Album Review: Old Wainds – Where the Snows are Never Gone

Old Wainds [Russia]
Where the Snows are Never Gone
1997/2011 (Reissue)
Demo
Zimargla Power Production/Negative Existence (Reissue)
Black Metal
7.5/10

This years sees the reissue of Old Waind‘s demo from 1997, Where the Snows are Never Gone on Negative Existence Records. Hailing from the cold lands of Russia, the cold (for the lack of a better word) and grim music on Where the Snows are Never Gone is perhaps hardly surprising at all.

The listener is greeted from the start with the harsh production quality of the album, and a howling wind in the far background, leaving a chilling atmosphere in the music. The chords played by the synths leave an ominous feeling for the listener before feedback from a guitar pierces through the background noise, giving way to the vocals of Mefisto, reminiscent of a gruffer version of Immortal‘s Abbath. The overall feel of the music brings old school Norwegian black metal bands such as Burzum and early Mayhem to mind, with the intention to spread the freezing cold and evilness in the music to the listener.
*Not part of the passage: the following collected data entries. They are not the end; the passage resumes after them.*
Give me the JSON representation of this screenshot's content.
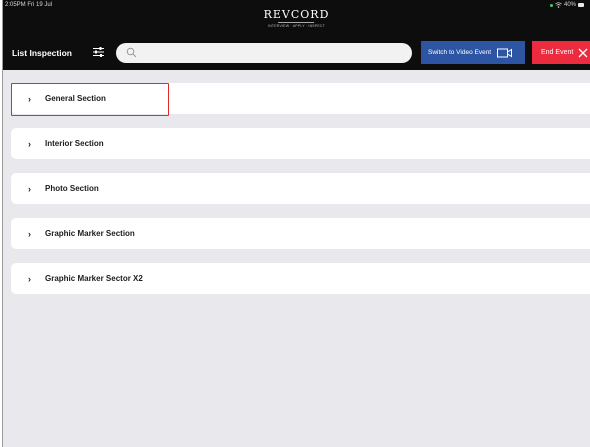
{
  "status_bar": {
    "time": "2:05PM  Fri 19 Jul",
    "battery": "40%"
  },
  "logo": {
    "name": "REVCORD",
    "tagline": "INTERVIEW · APPLY · INSPECT"
  },
  "header": {
    "title": "List Inspection",
    "video_button": "Switch to Video Event",
    "end_button": "End Event"
  },
  "search": {
    "placeholder": "",
    "value": ""
  },
  "sections": [
    {
      "label": "General Section"
    },
    {
      "label": "Interior Section"
    },
    {
      "label": "Photo Section"
    },
    {
      "label": "Graphic Marker Section"
    },
    {
      "label": "Graphic Marker Sector X2"
    }
  ],
  "colors": {
    "header_bg": "#0d0d0d",
    "video_button": "#2e55a3",
    "end_button": "#ec2b3e",
    "highlight_border": "#e12b2b"
  }
}
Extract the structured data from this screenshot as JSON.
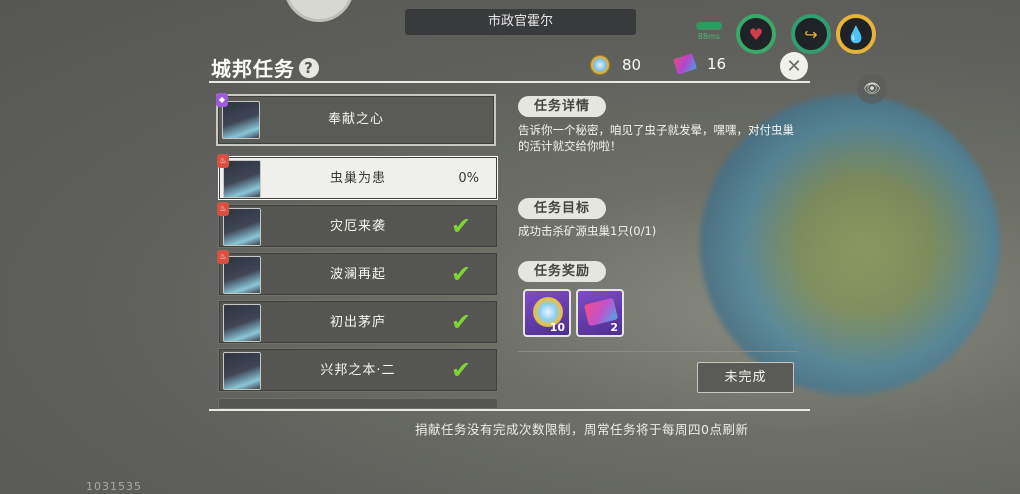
{
  "header": {
    "npc_title": "市政官霍尔"
  },
  "status": {
    "mini_label": "88ms",
    "icons": [
      "heart-icon",
      "arrow-icon",
      "water-drop-icon"
    ]
  },
  "panel": {
    "title": "城邦任务",
    "help_glyph": "?",
    "close_glyph": "✕"
  },
  "currency": {
    "coins": "80",
    "tickets": "16"
  },
  "quests": [
    {
      "name": "奉献之心",
      "badge": "◆",
      "state": "featured",
      "progress": "",
      "done": false
    },
    {
      "name": "虫巢为患",
      "badge": "♨",
      "state": "selected",
      "progress": "0%",
      "done": false
    },
    {
      "name": "灾厄来袭",
      "badge": "♨",
      "state": "normal",
      "progress": "",
      "done": true
    },
    {
      "name": "波澜再起",
      "badge": "♨",
      "state": "normal",
      "progress": "",
      "done": true
    },
    {
      "name": "初出茅庐",
      "badge": "",
      "state": "normal",
      "progress": "",
      "done": true
    },
    {
      "name": "兴邦之本·二",
      "badge": "",
      "state": "normal",
      "progress": "",
      "done": true
    }
  ],
  "details": {
    "detail_label": "任务详情",
    "detail_text": "告诉你一个秘密，咱见了虫子就发晕，嘿嘿，对付虫巢的活计就交给你啦！",
    "goal_label": "任务目标",
    "goal_text": "成功击杀矿源虫巢1只(0/1)",
    "reward_label": "任务奖励",
    "rewards": [
      {
        "icon": "coin-icon",
        "count": "10"
      },
      {
        "icon": "ticket-icon",
        "count": "2"
      }
    ],
    "status_button": "未完成"
  },
  "footer": {
    "note": "捐献任务没有完成次数限制，周常任务将于每周四0点刷新",
    "uid": "1031535"
  }
}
Take mind though that this hardly means that Old Wainds does not insert any elements of melody into their music. Songs such as Winter Warriors have melodies that bring Satanic Warmaster to mind, specifically Where Eternity Awaits from the split with Behexen, sufficiently bringing out the feeling of desolation and destitute in the listener. Slower parts on songs such as Eternal Wanderer of Winter Nights build up the climax and the tension before rewarding the listener once more with hyper-blast speed. While nothing fanciful or flamboyant, the drummer provides a good punishing on his kit with the fast and furious beats that stay constantly throughout the entire album. Similarly, while songs such as Guardians of the Icy Kingdom have simplistic and repetitive guitar lines, they capture the idea and atmosphere behind the music of Old Wainds, along with the other elements in the music.
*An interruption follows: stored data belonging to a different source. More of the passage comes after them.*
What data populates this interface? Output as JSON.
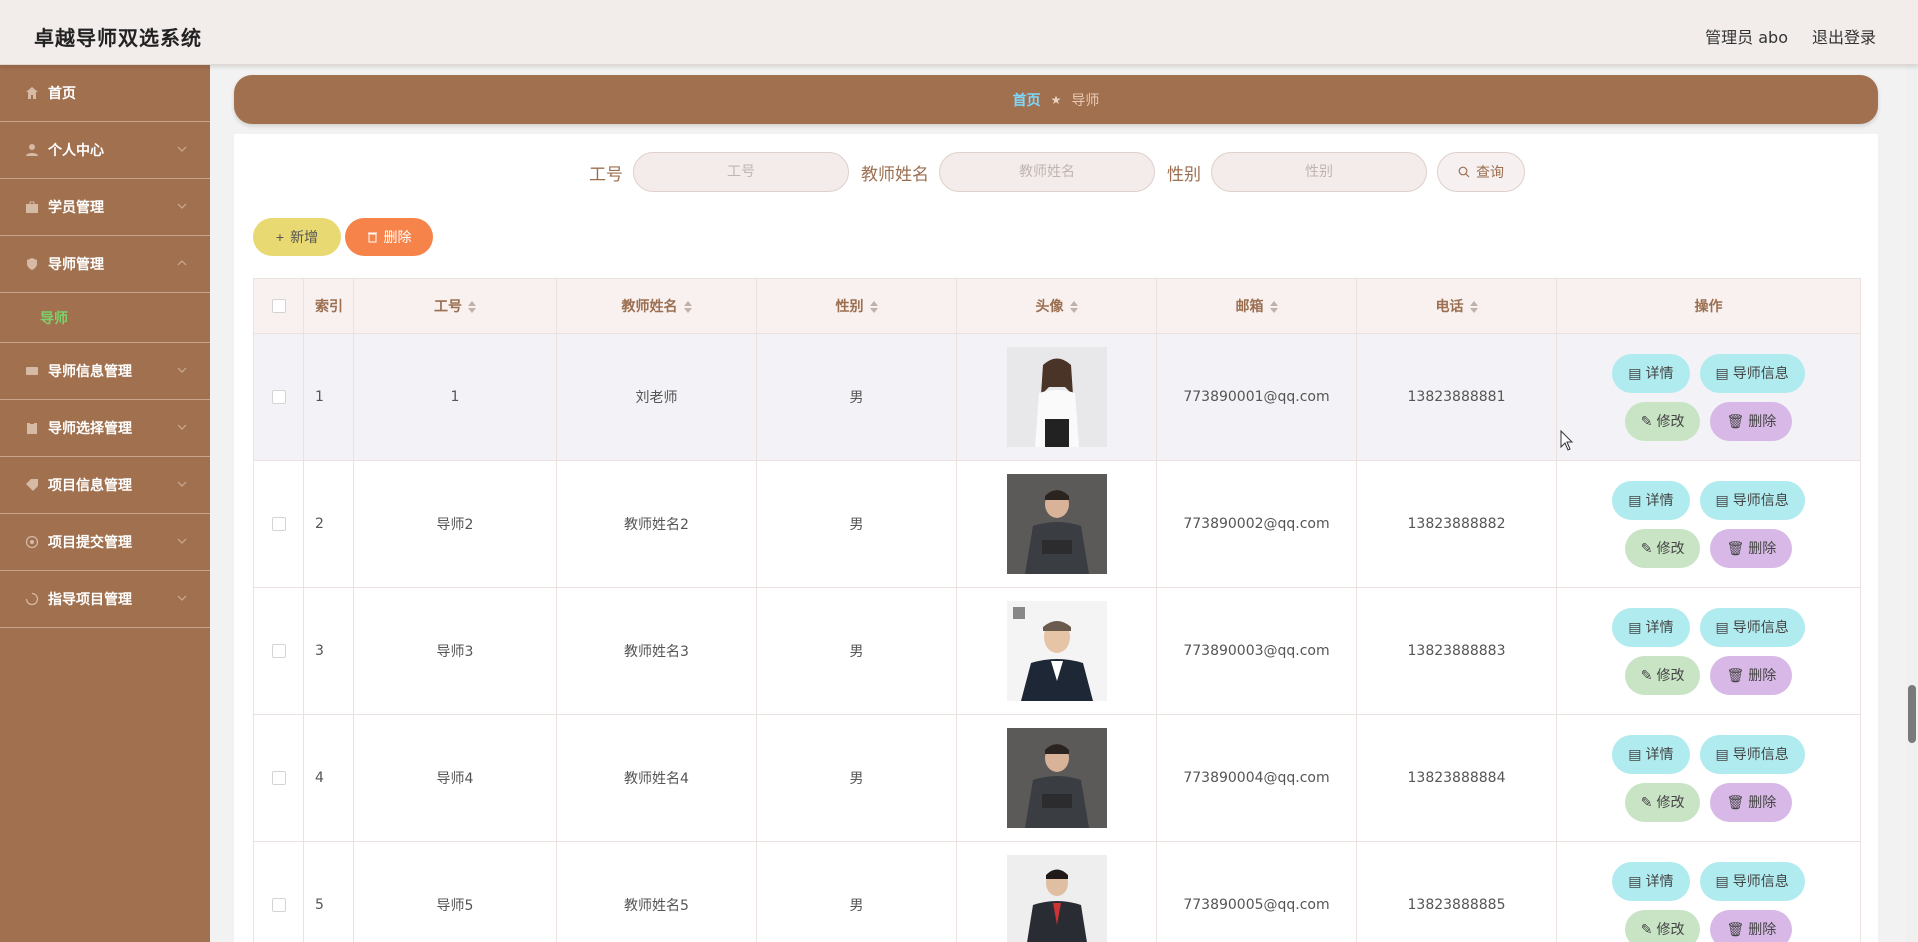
{
  "header": {
    "title": "卓越导师双选系统",
    "user_label": "管理员 abo",
    "logout_label": "退出登录"
  },
  "sidebar": {
    "items": [
      {
        "label": "首页",
        "icon": "home-icon",
        "chevron": false
      },
      {
        "label": "个人中心",
        "icon": "user-icon",
        "chevron": true
      },
      {
        "label": "学员管理",
        "icon": "briefcase-icon",
        "chevron": true
      },
      {
        "label": "导师管理",
        "icon": "shield-icon",
        "chevron": true,
        "expanded": true
      },
      {
        "label": "导师信息管理",
        "icon": "ticket-icon",
        "chevron": true
      },
      {
        "label": "导师选择管理",
        "icon": "clipboard-icon",
        "chevron": true
      },
      {
        "label": "项目信息管理",
        "icon": "tag-icon",
        "chevron": true
      },
      {
        "label": "项目提交管理",
        "icon": "target-icon",
        "chevron": true
      },
      {
        "label": "指导项目管理",
        "icon": "loading-icon",
        "chevron": true
      }
    ],
    "submenu": {
      "label": "导师",
      "color": "#7bd16a"
    }
  },
  "breadcrumb": {
    "home": "首页",
    "current": "导师"
  },
  "search": {
    "fields": [
      {
        "label": "工号",
        "placeholder": "工号"
      },
      {
        "label": "教师姓名",
        "placeholder": "教师姓名"
      },
      {
        "label": "性别",
        "placeholder": "性别"
      }
    ],
    "button_label": "查询"
  },
  "actions": {
    "add_label": "新增",
    "delete_label": "删除"
  },
  "table": {
    "columns": [
      "索引",
      "工号",
      "教师姓名",
      "性别",
      "头像",
      "邮箱",
      "电话",
      "操作"
    ],
    "rows": [
      {
        "index": "1",
        "id": "1",
        "name": "刘老师",
        "gender": "男",
        "email": "773890001@qq.com",
        "phone": "13823888881"
      },
      {
        "index": "2",
        "id": "导师2",
        "name": "教师姓名2",
        "gender": "男",
        "email": "773890002@qq.com",
        "phone": "13823888882"
      },
      {
        "index": "3",
        "id": "导师3",
        "name": "教师姓名3",
        "gender": "男",
        "email": "773890003@qq.com",
        "phone": "13823888883"
      },
      {
        "index": "4",
        "id": "导师4",
        "name": "教师姓名4",
        "gender": "男",
        "email": "773890004@qq.com",
        "phone": "13823888884"
      },
      {
        "index": "5",
        "id": "导师5",
        "name": "教师姓名5",
        "gender": "男",
        "email": "773890005@qq.com",
        "phone": "13823888885"
      }
    ],
    "row_actions": {
      "detail": "详情",
      "info": "导师信息",
      "edit": "修改",
      "delete": "删除"
    }
  },
  "colors": {
    "brand_brown": "#a0704f",
    "header_bg": "#f2eceb",
    "active_green": "#7bd16a",
    "add_yellow": "#e8d972",
    "delete_orange": "#f6844a"
  }
}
The album closes with Cold Mourning of the Pale Moon, perhaps the slowest track on the record and a mark of the end of the album with haunting clean vocal lines layered on top of the fuzzy guitars playing at the background, but not before Old Wainds provides one final rush of adrenaline, with a tortured growl by Mefisto and one final moment of blasting before fading into silence.

Much as the lyrics sung by Mefisto are undecipherable, the fact that they are written in Russian also add an element of mystery to the music, compared to the conventional English/Nordic lyrics that are already so common in music now.

Being originally written and recorded in 1997, it is perhaps no surprise that Old Waind‘s Where the Snows are Never Gone has drawn influence from 2nd wave of black metal bands. However, the songs are superbly executed and the album is recommended for the aforementioned bands.